09 February 2008

New SAHA publication: Katorus Stories

Katorus stories presents the results of the art-making and memory workshop held by the Khulumani Support Group in Katorus on the East Rand, in February and March 2007. SAHA saw this workshop as a pilot community outreach effort, to engage with, collect, and bring to light unwritten and unrecorded events and perspectives that have structured our country today.

The workshop process used art-making to explore Khulumani members’ memories relating to repression and violence on the East Rand, and to record and interpret these memories. The workshop encouraged participants to voice ideas, awareness, and understanding of their personal histories; and to speak of the needs and demands that arise from these.

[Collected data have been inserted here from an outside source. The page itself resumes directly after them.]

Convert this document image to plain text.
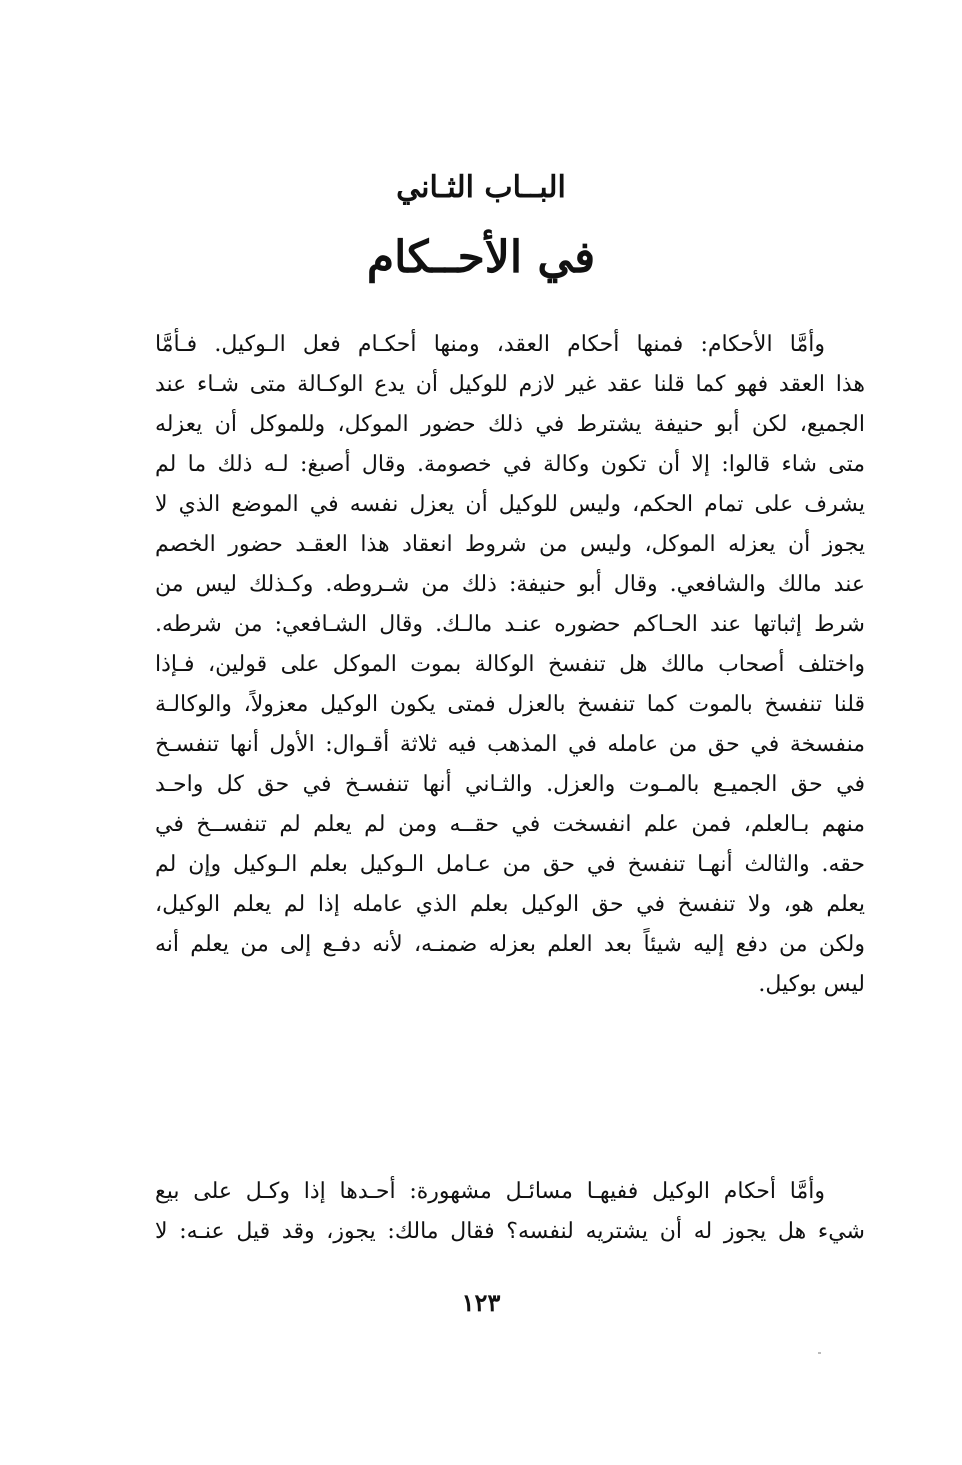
البــاب الثـاني
في الأحــكام
وأمَّا الأحكام: فمنها أحكام العقد، ومنها أحكـام فعل الـوكيل. فـأمَّا
هذا العقد فهو كما قلنا عقد غير لازم للوكيل أن يدع الوكـالة متى شـاء عند
الجميع، لكن أبو حنيفة يشترط في ذلك حضور الموكل، وللموكل أن يعزله
متى شاء قالوا: إلا أن تكون وكالة في خصومة. وقال أصبغ: لـه ذلك ما لم
يشرف على تمام الحكم، وليس للوكيل أن يعزل نفسه في الموضع الذي لا
يجوز أن يعزله الموكل، وليس من شروط انعقاد هذا العقـد حضور الخصم
عند مالك والشافعي. وقال أبو حنيفة: ذلك من شـروطه. وكـذلك ليس من
شرط إثباتها عند الحـاكم حضوره عنـد مالـك. وقال الشـافعي: من شرطه.
واختلف أصحاب مالك هل تنفسخ الوكالة بموت الموكل على قولين، فـإذا
قلنا تنفسخ بالموت كما تنفسخ بالعزل فمتى يكون الوكيل معزولاً، والوكالـة
منفسخة في حق من عامله في المذهب فيه ثلاثة أقـوال: الأول أنها تنفسـخ
في حق الجميـع بالمـوت والعزل. والثـاني أنها تنفسـخ في حق كل واحـد
منهم بـالعلم، فمن علم انفسخت في حقــه ومن لم يعلم لم تنفســخ في
حقه. والثالث أنهـا تنفسخ في حق من عـامل الـوكيل بعلم الـوكيل وإن لم
يعلم هو، ولا تنفسخ في حق الوكيل بعلم الذي عامله إذا لم يعلم الوكيل،
ولكن من دفع إليه شيئاً بعد العلم بعزله ضمنـه، لأنه دفـع إلى من يعلم أنه
ليس بوكيل.
وأمَّا أحكام الوكيل ففيهـا مسائـل مشهورة: أحـدها إذا وكـل على بيع
شيء هل يجوز له أن يشتريه لنفسه؟ فقال مالك: يجوز، وقد قيل عنـه: لا
١٢٣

Participants began by drawing images of their own experiences, the “pictures in their minds” that they wished to commemorate. They then used the pictures to describe their experiences to the workshop. When the shattering scope of these stories emerged, an experienced investigator from SAHA joined the workshop to talk through and record each person’s story separately.

In the final stage of the workshop, participants were asked to draw and discuss what they see as “the way forward” in relation to those issues arising from this past that we still confront today. Participants’ images and stories were also cross-referenced with the formal archival record – mostly, newspaper clippings and written report on the events described.

The various products of the workshop process were then compiled and edited in a consultative process with the participants. The resulting publication Katorus Stories, and an exhibition of the images and information in the book, were then launched in December 2007 at the Sam Ntuli community centre in Thokoza. The East Rand Khulumani Support Group now plans to bring the book, and the exhibition, to schools and other community venues throughout the Katorus area.

These workshops, the book, and the exhibition were made possible by a grant from the Rosa Luxembourg Foundation, with additional money towards the publication of Katorus Stories donated by medico international.